R3 Destructive AI-generated remediation critical Production systems + the named admin No AI-generated change runs unreviewed. A named human reviews and owns every command before execution.
R8 IP & licensing contamination medium IP / legal — both directions Never paste proprietary IP or trade secrets into tools that may retain or train on it.
R9 Compliance & audit gaps high Board, DPO, certification Run a DPIA before any AI processing of personal data; document lawful basis and any transfers.

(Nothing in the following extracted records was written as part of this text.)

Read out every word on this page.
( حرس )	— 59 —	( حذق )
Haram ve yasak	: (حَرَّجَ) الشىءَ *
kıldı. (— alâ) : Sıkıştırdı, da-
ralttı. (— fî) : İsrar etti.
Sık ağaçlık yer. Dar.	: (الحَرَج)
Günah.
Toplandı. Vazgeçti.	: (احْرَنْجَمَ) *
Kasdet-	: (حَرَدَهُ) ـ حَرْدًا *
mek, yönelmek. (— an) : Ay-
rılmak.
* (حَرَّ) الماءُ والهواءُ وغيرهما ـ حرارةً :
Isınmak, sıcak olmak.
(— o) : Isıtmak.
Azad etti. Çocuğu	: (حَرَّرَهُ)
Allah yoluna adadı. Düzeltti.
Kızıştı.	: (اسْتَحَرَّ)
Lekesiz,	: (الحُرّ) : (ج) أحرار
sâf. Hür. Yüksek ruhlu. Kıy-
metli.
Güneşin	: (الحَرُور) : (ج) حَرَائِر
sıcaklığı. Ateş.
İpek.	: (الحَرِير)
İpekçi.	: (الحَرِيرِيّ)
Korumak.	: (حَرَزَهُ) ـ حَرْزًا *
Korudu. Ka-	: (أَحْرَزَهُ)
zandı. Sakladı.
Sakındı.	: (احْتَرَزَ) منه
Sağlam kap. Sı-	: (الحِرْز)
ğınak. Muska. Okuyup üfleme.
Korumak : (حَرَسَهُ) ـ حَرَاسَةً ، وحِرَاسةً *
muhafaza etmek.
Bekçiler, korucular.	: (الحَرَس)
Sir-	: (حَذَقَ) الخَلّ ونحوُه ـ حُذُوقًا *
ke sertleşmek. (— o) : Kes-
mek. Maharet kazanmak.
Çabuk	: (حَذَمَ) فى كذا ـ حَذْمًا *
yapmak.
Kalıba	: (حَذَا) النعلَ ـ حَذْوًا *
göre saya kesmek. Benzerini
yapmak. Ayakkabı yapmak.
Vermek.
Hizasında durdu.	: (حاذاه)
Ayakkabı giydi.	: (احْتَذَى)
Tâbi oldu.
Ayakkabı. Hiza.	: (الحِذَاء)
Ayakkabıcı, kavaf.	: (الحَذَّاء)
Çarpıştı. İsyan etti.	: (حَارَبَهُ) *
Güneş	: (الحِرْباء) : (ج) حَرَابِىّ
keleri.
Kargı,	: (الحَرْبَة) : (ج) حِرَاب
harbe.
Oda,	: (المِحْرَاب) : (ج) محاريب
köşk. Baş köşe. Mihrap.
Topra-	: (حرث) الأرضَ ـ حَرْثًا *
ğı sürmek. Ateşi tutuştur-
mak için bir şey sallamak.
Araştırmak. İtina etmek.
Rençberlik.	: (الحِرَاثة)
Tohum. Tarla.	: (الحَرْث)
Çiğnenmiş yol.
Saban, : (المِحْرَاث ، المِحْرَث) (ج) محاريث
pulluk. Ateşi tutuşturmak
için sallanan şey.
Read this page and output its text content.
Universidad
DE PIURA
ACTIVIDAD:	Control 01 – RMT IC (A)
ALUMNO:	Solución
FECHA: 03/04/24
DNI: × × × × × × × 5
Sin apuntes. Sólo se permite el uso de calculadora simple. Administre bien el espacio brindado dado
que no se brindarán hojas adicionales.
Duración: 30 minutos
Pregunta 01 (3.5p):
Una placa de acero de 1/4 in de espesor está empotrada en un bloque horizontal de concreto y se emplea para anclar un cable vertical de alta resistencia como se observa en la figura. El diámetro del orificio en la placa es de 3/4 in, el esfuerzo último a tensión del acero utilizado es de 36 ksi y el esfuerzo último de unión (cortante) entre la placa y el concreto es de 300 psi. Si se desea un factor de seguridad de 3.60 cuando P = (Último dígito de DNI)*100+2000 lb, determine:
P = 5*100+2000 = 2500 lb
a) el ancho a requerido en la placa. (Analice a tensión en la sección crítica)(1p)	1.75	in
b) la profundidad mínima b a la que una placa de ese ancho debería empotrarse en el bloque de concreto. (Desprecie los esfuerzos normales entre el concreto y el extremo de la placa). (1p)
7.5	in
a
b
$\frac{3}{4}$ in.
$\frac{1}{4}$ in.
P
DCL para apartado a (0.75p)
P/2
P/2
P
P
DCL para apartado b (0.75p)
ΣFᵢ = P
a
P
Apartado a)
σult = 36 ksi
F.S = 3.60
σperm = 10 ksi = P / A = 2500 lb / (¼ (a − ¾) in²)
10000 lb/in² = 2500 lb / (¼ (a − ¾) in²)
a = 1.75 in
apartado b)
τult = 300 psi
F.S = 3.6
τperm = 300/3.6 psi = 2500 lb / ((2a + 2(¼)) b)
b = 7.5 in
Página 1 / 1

Public vs sanctioned vs private AI

Three ways to let your team use AI. Only two are defensible.

Public / consumer

Ungoverned. Avoid for any work data.

  • No DPA, may train on your inputs
  • Cross-border, unlogged
  • Shadow AI by default
  • Direct UK GDPR exposure
Sanctioned (enterprise)

Defensible with the right contract.

  • No-training terms + DPA
  • Logged via approved gateway
  • Governed access
  • DPIA where personal data
Private / on-prem

Lowest exposure — the Onionio path.

  • Data never leaves your boundary
  • No third-party processor
  • Full control and logging
  • Strongest regulatory position
The Onionio path

ROI: The ROI case isn't 'AI is cheap'. It's that a governed, private capability captures the productivity while removing the breach, fine and IP-loss exposure that unmanaged public use carries.

The takeaway

What changes Monday morning

For IT / Engineering

Use only sanctioned AI. Never paste secrets, customer data or proprietary code into a public tool. Read it, sandbox it, change-control it before you run anything. Verify every package. Keep yourself in the loop.

For Leadership

Convert shadow AI into a governed capability: adopt the policy, fund a sanctioned or private gateway, run DPIAs where personal data is involved, turn on logging, and make the training mandatory. Do it before an incident makes the decision for you.

Completing this training can be recorded as your attestation under the AI Acceptable Use policy.